На эти стихи певица Ольга Дзусова написала музыку.. Когда та­кое случается, я буквально плачу от радости, ибо постоянное втис­кивание себя в рамки и скелеты всяких «рыб» может привести к се­рьезному умопомешательству. Но у музыкантов хард-роковой груп­пы СС-20, к которой, кстати, Дубинин относился очень скептичес­ки, не было сил и средств, чтобы обеспечить нормальную раскрутку, победить непобедимый «неформат» при помощи питательных фи­нансовых вливаний, и песня зависла. А вместе с ней и куртовская те­ма - «лучше сгореть молодым, чем коптить это небо», а я бы добави­ла: «и разлагаться при жизни».

«Арийцы» легко пропустили «Хим. Сон» через сито своего вос­приятия, ничего в этом сите не оставив, - все проскочило в дырочки, и Сергей произнес священные слова: «Придумай что-нибудь еще!», будто я — не живой человек с опреде­ленным запасом сил и энергии, а не­кий агрегат по производству сюжетов и укладыванию мостовых из рифм.

Не знаю, услышали ли боги у себя в штаб-квартире мою тихую, но выра­зительную ругань, но кто-то из них прислал мне на помощь НЕПРА­ВИЛЬНОГО АНГЕЛА В ЛИЦЕ СЕР­ГЕЯ МАВРИНА (любой бывший музы­кант совсем правильным ангелом стать не может, даже если ведет сов­сем праведный образ жизни).

Я думаю, этим сжалившимся надо мной богом был Один, повелитель рун, которые я то и дело бросала после полуночи, чтобы удостовериться в правильности взятого в текс­тах курса. Маврик экспроприировал текст, долго крутил его так и эдак, подкладывал под него брутальнейшие риффы. Результат пре­взошел все ожидания: один лишь инструментал, еще без инферналь­но-проникновенного вокала, ударил наотмашь, волчий вой хлестнул по нервам. Представилась долгая, беспробудная ночь, когда всем своим существом ощущаешь опасность, нависшую над близким тебе человеком. Когда в глубине коридора тихо плачут чьи-то тени, а ты боишься повернуться спиной к открытой двери, чтобы не оказаться в роли героя романа Стивена Кинга «Кладбище для домашних жи­вотных» — он сидит за столом, именно спиной к двери, пьет молоко. Дверь открывается, комната наполняется могильным запахом — за­пахом тления человеческого тела и умирающих цветов.

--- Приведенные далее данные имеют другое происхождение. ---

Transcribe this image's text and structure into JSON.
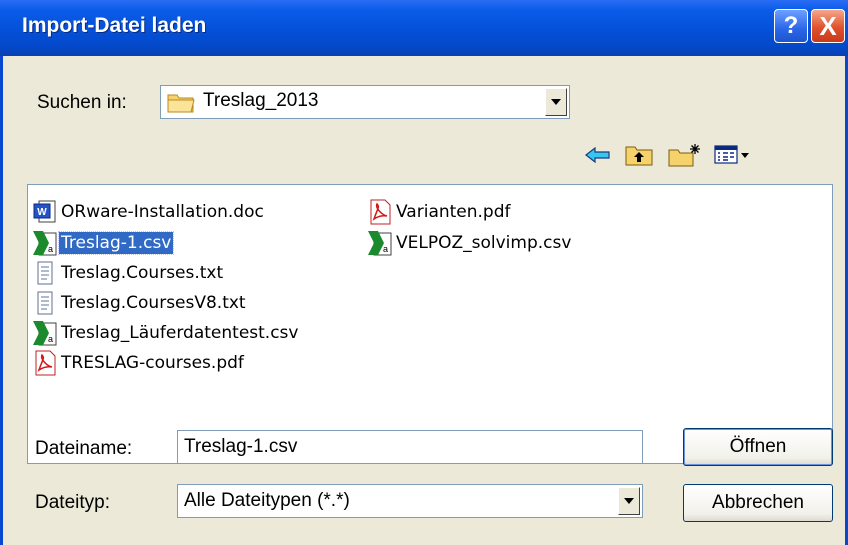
{
  "window": {
    "title": "Import-Datei laden",
    "help_label": "?",
    "close_label": "X"
  },
  "lookin": {
    "label": "Suchen in:",
    "value": "Treslag_2013"
  },
  "toolbar": {
    "icons": [
      "back-arrow-icon",
      "up-folder-icon",
      "new-folder-icon",
      "view-menu-icon"
    ]
  },
  "files": [
    {
      "name": "ORware-Installation.doc",
      "icon": "word-doc-icon"
    },
    {
      "name": "Treslag-1.csv",
      "icon": "excel-csv-icon",
      "selected": true
    },
    {
      "name": "Treslag.Courses.txt",
      "icon": "text-file-icon"
    },
    {
      "name": "Treslag.CoursesV8.txt",
      "icon": "text-file-icon"
    },
    {
      "name": "Treslag_Läuferdatentest.csv",
      "icon": "excel-csv-icon"
    },
    {
      "name": "TRESLAG-courses.pdf",
      "icon": "pdf-icon"
    },
    {
      "name": "Varianten.pdf",
      "icon": "pdf-icon"
    },
    {
      "name": "VELPOZ_solvimp.csv",
      "icon": "excel-csv-icon"
    }
  ],
  "filename": {
    "label": "Dateiname:",
    "value": "Treslag-1.csv"
  },
  "filetype": {
    "label": "Dateityp:",
    "value": "Alle Dateitypen (*.*)"
  },
  "buttons": {
    "open": "Öffnen",
    "cancel": "Abbrechen"
  }
}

Герой знает, что это явилась его горячо любимая жена, которую зарезал скальпе­лем малыш-сынок и которую герой (заранее зная результат) закопал на мистическом индейском кладбище. Все похороненные там через некоторое время выбирались на свет божий, но уже как маньяки и убийцы. По-английски последняя строчка романа читалась просто убийственно. Существо подходит к герою сзади и кладет испачкан­ную глиной руку ему на плечо. «Darling, — It said». Эта фраза, пере­веденная на русский и отредактированная, теряла свою мрачную красоту.

До знакомства с отвергнутыми «арийцами» текстами для альбома «Химера» Маврик ни разу не писал музыку на готовые стихи. Нако­нец, круг творческого мученичества замкнулся. Сначала я впихива­ла свои мысли в брюхо «рыбы» териной песни, — впихнула, но не по­пала в «арийское» яблочко, — а теперь бывший «арийский» музыкант потел, укладывая свои музыкальные идеи в предложенный мною словесный футляр... Вдохновленный полученным результатом, Сер­гей решил назвать свой 3-й, тогда готовящийся к записи, альбом именно «Химический сон».

Но мои персональные приключения с этой винтовой лестницей спиралью (или «рыбой», как угодно) не закончились.